I have been looking at Gartner’s latest statistics on mobile phone and smartphone sales. The most interesting part for people creating mobile solutions is the table showing smartphone OS share…
Android now has a large 72.4% market share. While iOS is better for monetisation (selling apps and in-app purchases), it now has only a 13.9% market share that’s decreasing. Is it still sensible to concentrate on iOS first and spend most on iOS as most companies have done in the past? I am already seeing forward thinking companies starting to take a 50%/50% iOS/Android strategy. I wonder if the balance will ever favour Android? For those of you thinking Apple will always command the premium market, you might like to consider whether the Samsung Galaxy S III is starting to re-balance the high-end market.
While I wouldn’t go so far as to say Android will definitely eventually eclipse iOS, it’s an interesting gamble for those thinking about creating a new breed of top quality Android apps.

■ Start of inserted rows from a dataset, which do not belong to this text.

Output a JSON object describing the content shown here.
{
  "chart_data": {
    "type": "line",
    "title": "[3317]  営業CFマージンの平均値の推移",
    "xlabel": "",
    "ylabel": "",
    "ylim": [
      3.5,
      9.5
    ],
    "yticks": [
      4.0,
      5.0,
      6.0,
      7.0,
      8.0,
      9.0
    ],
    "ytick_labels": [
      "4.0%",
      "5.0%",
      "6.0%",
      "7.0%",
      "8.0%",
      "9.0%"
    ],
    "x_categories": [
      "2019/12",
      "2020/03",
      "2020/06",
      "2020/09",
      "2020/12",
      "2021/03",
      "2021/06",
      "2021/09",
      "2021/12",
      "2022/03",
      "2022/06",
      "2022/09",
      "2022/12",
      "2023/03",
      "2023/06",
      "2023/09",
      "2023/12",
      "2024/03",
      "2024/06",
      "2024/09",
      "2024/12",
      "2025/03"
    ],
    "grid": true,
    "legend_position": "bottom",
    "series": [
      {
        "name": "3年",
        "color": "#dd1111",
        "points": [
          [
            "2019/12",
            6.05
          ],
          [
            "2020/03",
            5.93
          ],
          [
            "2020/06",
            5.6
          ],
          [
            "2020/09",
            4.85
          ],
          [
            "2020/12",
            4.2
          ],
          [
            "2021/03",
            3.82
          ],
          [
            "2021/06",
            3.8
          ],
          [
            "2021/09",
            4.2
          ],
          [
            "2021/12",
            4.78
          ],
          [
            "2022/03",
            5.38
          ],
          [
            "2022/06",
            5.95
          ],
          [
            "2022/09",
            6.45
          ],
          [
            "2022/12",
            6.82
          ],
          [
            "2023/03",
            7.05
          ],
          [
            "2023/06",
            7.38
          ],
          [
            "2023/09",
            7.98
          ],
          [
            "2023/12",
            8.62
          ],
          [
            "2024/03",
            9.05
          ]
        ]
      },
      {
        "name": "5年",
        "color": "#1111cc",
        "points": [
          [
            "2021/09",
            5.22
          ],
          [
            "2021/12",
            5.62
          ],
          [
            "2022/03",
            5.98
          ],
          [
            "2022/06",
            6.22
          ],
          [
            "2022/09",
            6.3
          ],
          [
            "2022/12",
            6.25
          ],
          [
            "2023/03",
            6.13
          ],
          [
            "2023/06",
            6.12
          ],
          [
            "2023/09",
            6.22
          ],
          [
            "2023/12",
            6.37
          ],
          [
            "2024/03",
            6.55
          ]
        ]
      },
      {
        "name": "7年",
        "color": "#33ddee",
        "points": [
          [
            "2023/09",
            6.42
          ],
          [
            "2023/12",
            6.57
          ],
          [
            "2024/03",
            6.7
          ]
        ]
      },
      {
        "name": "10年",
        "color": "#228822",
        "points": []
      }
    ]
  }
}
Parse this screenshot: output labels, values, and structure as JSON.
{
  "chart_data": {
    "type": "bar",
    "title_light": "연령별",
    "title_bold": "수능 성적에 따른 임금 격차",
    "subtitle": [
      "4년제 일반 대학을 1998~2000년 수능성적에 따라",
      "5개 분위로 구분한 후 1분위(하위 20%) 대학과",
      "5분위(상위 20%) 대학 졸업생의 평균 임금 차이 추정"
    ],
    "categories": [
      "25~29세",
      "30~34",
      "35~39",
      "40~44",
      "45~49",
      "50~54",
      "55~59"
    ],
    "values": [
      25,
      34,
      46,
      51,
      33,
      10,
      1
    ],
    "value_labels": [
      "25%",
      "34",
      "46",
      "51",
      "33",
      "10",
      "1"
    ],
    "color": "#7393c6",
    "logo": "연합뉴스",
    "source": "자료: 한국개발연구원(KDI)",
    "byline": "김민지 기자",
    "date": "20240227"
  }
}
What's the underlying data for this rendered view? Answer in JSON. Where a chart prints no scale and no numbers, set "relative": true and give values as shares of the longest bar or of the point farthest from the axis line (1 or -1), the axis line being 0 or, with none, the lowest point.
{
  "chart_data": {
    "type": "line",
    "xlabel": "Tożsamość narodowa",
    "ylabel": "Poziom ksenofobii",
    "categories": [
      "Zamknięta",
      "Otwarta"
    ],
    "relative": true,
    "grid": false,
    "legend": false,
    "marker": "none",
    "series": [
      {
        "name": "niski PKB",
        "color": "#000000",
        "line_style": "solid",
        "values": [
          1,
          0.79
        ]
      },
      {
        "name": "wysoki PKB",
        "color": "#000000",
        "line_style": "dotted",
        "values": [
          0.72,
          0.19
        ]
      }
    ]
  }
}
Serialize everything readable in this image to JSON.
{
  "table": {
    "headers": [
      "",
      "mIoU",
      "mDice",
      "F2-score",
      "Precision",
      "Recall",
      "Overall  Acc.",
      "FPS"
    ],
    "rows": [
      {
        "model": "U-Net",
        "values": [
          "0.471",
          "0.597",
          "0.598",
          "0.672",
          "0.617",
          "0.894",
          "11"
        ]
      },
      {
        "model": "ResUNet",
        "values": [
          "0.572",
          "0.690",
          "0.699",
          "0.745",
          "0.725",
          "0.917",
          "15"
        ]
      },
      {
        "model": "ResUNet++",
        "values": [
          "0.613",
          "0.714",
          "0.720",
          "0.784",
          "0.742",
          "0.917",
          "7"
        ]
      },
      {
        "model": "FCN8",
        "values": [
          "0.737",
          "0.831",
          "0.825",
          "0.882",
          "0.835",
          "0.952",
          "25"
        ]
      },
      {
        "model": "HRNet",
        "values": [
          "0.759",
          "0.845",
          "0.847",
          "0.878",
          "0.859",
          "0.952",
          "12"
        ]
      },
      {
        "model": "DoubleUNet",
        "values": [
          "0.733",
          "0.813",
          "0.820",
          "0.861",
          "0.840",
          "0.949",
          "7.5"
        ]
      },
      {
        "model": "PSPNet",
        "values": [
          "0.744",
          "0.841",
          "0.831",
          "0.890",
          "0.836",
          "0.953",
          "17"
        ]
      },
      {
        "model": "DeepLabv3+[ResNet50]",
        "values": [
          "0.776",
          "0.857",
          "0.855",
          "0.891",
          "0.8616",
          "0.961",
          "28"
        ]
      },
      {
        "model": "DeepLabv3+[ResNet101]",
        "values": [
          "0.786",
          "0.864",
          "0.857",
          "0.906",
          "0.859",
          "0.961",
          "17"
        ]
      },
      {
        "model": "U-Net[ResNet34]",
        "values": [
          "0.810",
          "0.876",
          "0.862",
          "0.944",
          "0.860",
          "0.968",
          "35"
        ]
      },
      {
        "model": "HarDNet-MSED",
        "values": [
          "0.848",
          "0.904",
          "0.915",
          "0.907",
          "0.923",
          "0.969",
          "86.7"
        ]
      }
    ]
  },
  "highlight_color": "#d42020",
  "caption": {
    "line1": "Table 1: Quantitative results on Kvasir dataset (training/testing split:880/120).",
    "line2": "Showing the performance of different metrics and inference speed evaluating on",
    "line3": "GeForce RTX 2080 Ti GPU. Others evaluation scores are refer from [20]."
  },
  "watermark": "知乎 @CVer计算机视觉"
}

UPDATE 22 Nov: This article created lots of likes on the social networks and some consternation and disbelief of the numbers from Apple fans. On a LinkedIn Group I even got falsely accused of some hidden agenda to collude to "force the market into making Android displace iOS"!
To be clear, the numbers are for worldwide. For just the US, the numbers are currently close to 50% Android 50% iOS. Between 40 and 50 million of the Android sales last quarter were sales in China which aren’t really an addressable market for most app developers.
Some people also misunderstood the point of this article. It’s not about monetisation opportunities now. It’s questioning what might (yes might, not will) happen to create new opportunities if the numbers keep moving in Android’s favour.
Even when considering the here and now, some companies such as Evernote (pdf from Open Mobile Summit) already monetise better on Android. Also, creating apps isn’t always about monetisation and these days is often more about return on investment.